We were just coming up a bridge and I heard a ping on the pebbles,” Stephanie Tyler, 33, recalls. “I said to Lin, ‘That’s a bullet.’ Then more bullets came. We stopped our Land-Rover. I got out and shouted, ‘We have children, for God’s sake! We have little children!’ ”

From that day, May 9, the Tylers were prisoners of the TPLF. The front, Marxist-oriented and dedicated to self-determination, is asking one million U.S. dollars from the British government for the Tylers’ release.

The Foreign Office has indicated it will not pay.

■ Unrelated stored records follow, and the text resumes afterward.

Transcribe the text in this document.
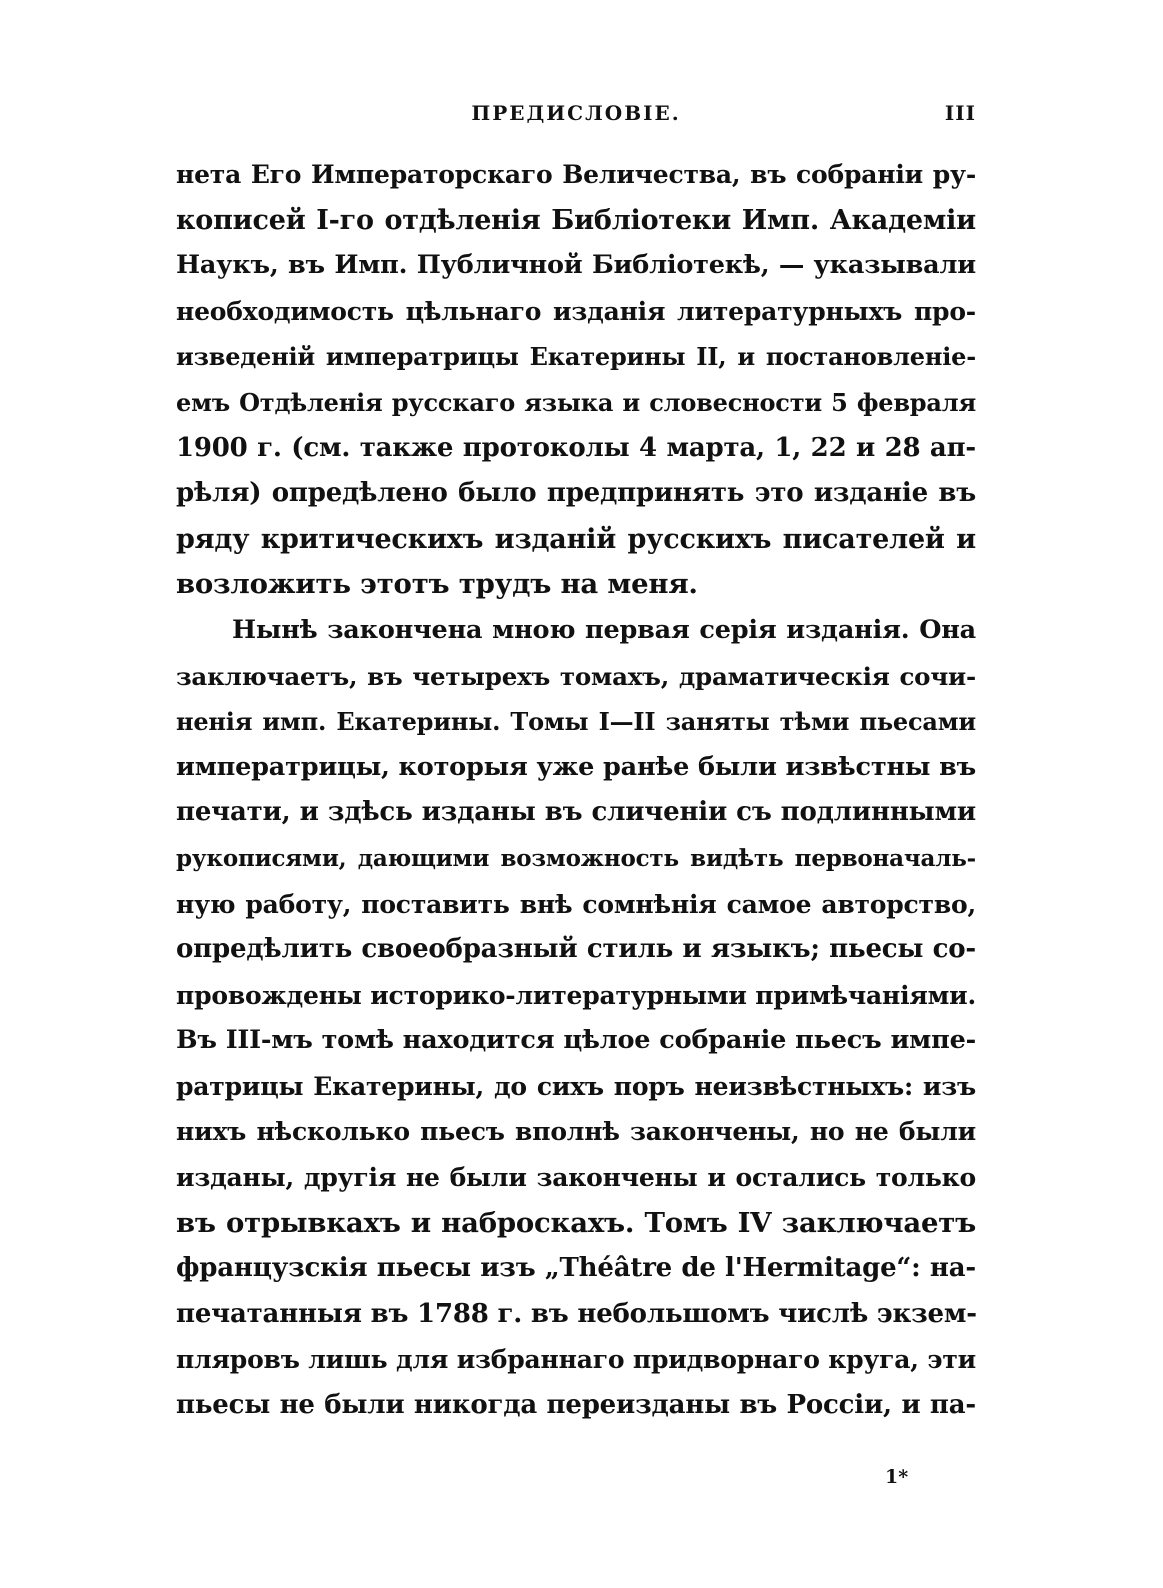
ПРЕДИСЛОВІЕ.	III
нета Его Императорскаго Величества, въ собраніи ру-
кописей I-го отдѣленія Библіотеки Имп. Академіи
Наукъ, въ Имп. Публичной Библіотекѣ, — указывали
необходимость цѣльнаго изданія литературныхъ про-
изведеній императрицы Екатерины II, и постановленіе-
емъ Отдѣленія русскаго языка и словесности 5 февраля
1900 г. (см. также протоколы 4 марта, 1, 22 и 28 ап-
рѣля) опредѣлено было предпринять это изданіе въ
ряду критическихъ изданій русскихъ писателей и
возложить этотъ трудъ на меня.
Нынѣ закончена мною первая серія изданія. Она
заключаетъ, въ четырехъ томахъ, драматическія сочи-
ненія имп. Екатерины. Томы I—II заняты тѣми пьесами
императрицы, которыя уже ранѣе были извѣстны въ
печати, и здѣсь изданы въ сличеніи съ подлинными
рукописями, дающими возможность видѣть первоначаль-
ную работу, поставить внѣ сомнѣнія самое авторство,
опредѣлить своеобразный стиль и языкъ; пьесы со-
провождены историко-литературными примѣчаніями.
Въ III-мъ томѣ находится цѣлое собраніе пьесъ импе-
ратрицы Екатерины, до сихъ поръ неизвѣстныхъ: изъ
нихъ нѣсколько пьесъ вполнѣ закончены, но не были
изданы, другія не были закончены и остались только
въ отрывкахъ и наброскахъ. Томъ IV заключаетъ
французскія пьесы изъ „Théâtre de l'Hermitage“: на-
печатанныя въ 1788 г. въ небольшомъ числѣ экзем-
пляровъ лишь для избраннаго придворнаго круга, эти
пьесы не были никогда переизданы въ Россіи, и па-
1*
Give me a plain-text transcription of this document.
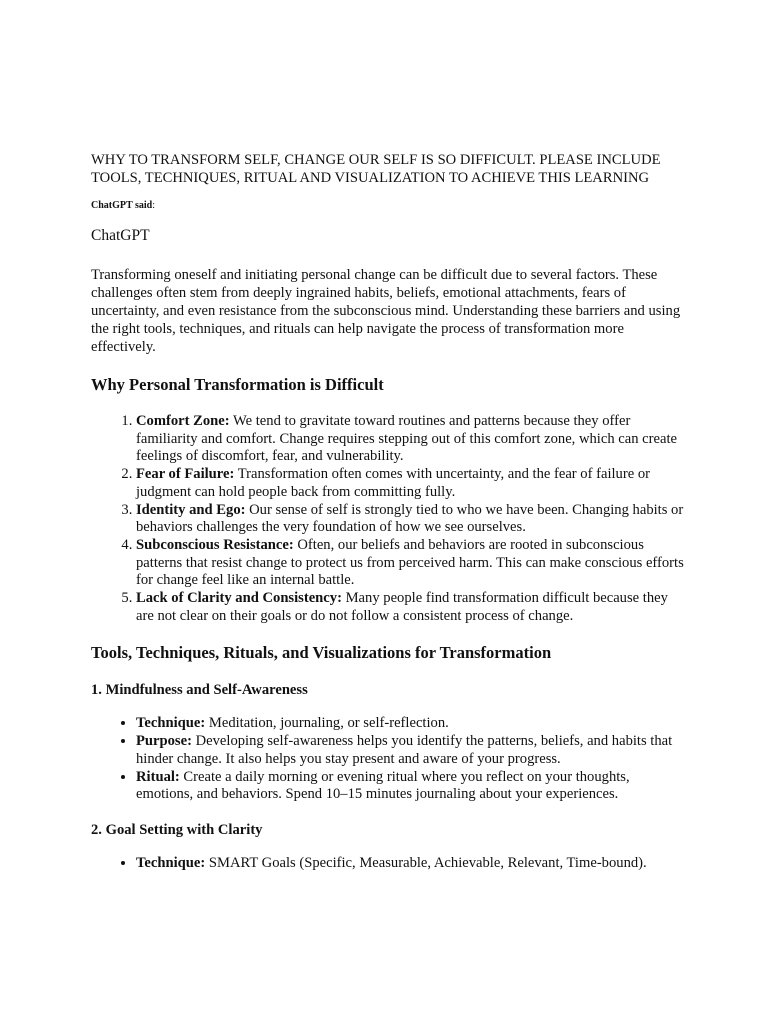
WHY TO TRANSFORM SELF, CHANGE OUR SELF IS SO DIFFICULT. PLEASE INCLUDE TOOLS, TECHNIQUES, RITUAL AND VISUALIZATION TO ACHIEVE THIS LEARNING

ChatGPT said:

ChatGPT

Transforming oneself and initiating personal change can be difficult due to several factors. These challenges often stem from deeply ingrained habits, beliefs, emotional attachments, fears of uncertainty, and even resistance from the subconscious mind. Understanding these barriers and using the right tools, techniques, and rituals can help navigate the process of transformation more effectively.

Why Personal Transformation is Difficult
1. Comfort Zone: We tend to gravitate toward routines and patterns because they offer familiarity and comfort. Change requires stepping out of this comfort zone, which can create feelings of discomfort, fear, and vulnerability.
2. Fear of Failure: Transformation often comes with uncertainty, and the fear of failure or judgment can hold people back from committing fully.
3. Identity and Ego: Our sense of self is strongly tied to who we have been. Changing habits or behaviors challenges the very foundation of how we see ourselves.
4. Subconscious Resistance: Often, our beliefs and behaviors are rooted in subconscious patterns that resist change to protect us from perceived harm. This can make conscious efforts for change feel like an internal battle.
5. Lack of Clarity and Consistency: Many people find transformation difficult because they are not clear on their goals or do not follow a consistent process of change.
Tools, Techniques, Rituals, and Visualizations for Transformation
1. Mindfulness and Self-Awareness
• Technique: Meditation, journaling, or self-reflection.
• Purpose: Developing self-awareness helps you identify the patterns, beliefs, and habits that hinder change. It also helps you stay present and aware of your progress.
• Ritual: Create a daily morning or evening ritual where you reflect on your thoughts, emotions, and behaviors. Spend 10–15 minutes journaling about your experiences.
2. Goal Setting with Clarity
• Technique: SMART Goals (Specific, Measurable, Achievable, Relevant, Time-bound).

Lindsay Tyler, 33, is a veterinarian who vaccinated cattle for the Ethiopian government as part of a British technical assistance program. He and his family are kept at a base camp near the Sudanese border. They live under an acacia tree and subsist on canned vegetables from China and coarse bread baked in the camp. Tyler carried a radio transmitter in his Land-Rover—a necessity in his work—and because of it, the guerrillas have charged him with spying. They confiscated his $330 binoculars (the Tylers are fanatical bird-watchers) and apparently burned his vehicle.

The captors took a liking to the Tyler children, 8-year-old Robert and 5-year-old Sally. They fitted out a special harness to keep the children in the saddle as the group moved about on camels. They also provided exercise books and crayons so that the Tylers could conduct a rudimentary sort of school each morning. Mrs. Tyler does not think the youngsters have suffered academically yet, but says, “It is becoming more and more difficult to keep their interest alive. They miss the company of other children. Robert has become shy and cries a lot.”

En route to the base camp, the Tylers and their captors were attacked by the Ethiopian air force. They found one old man in a bloodstained shirt screaming in pain, his mother and three children dead beside him. The encounter left Robert terrified of the sound of a plane, while Sally apparently works out her fears with childish drawings of bombs and aircraft.

The highlight of the family’s day now comes at 5 o’clock each afternoon when they are allowed to bathe in a stream with a waterfall. “You have to get into the state of mind of living here,” says Lindsay, “thinking about mundane things, like do we need more wood or how long before we go to the waterfall?”

Fortunately for their survival, the Tylers are veteran campers. Stephanie awoke one night to find a hissing snake perched on her son’s head and simply flicked it away. The family seems to be in good health but is depressed about the size of the ransom demands. The Tylers were once asked what luxuries of civilization they missed most. Sally said ice cream and jelly. Her parents said books, coffee and beer. Robert’s yearnings ran deeper—he said simply, “Home.”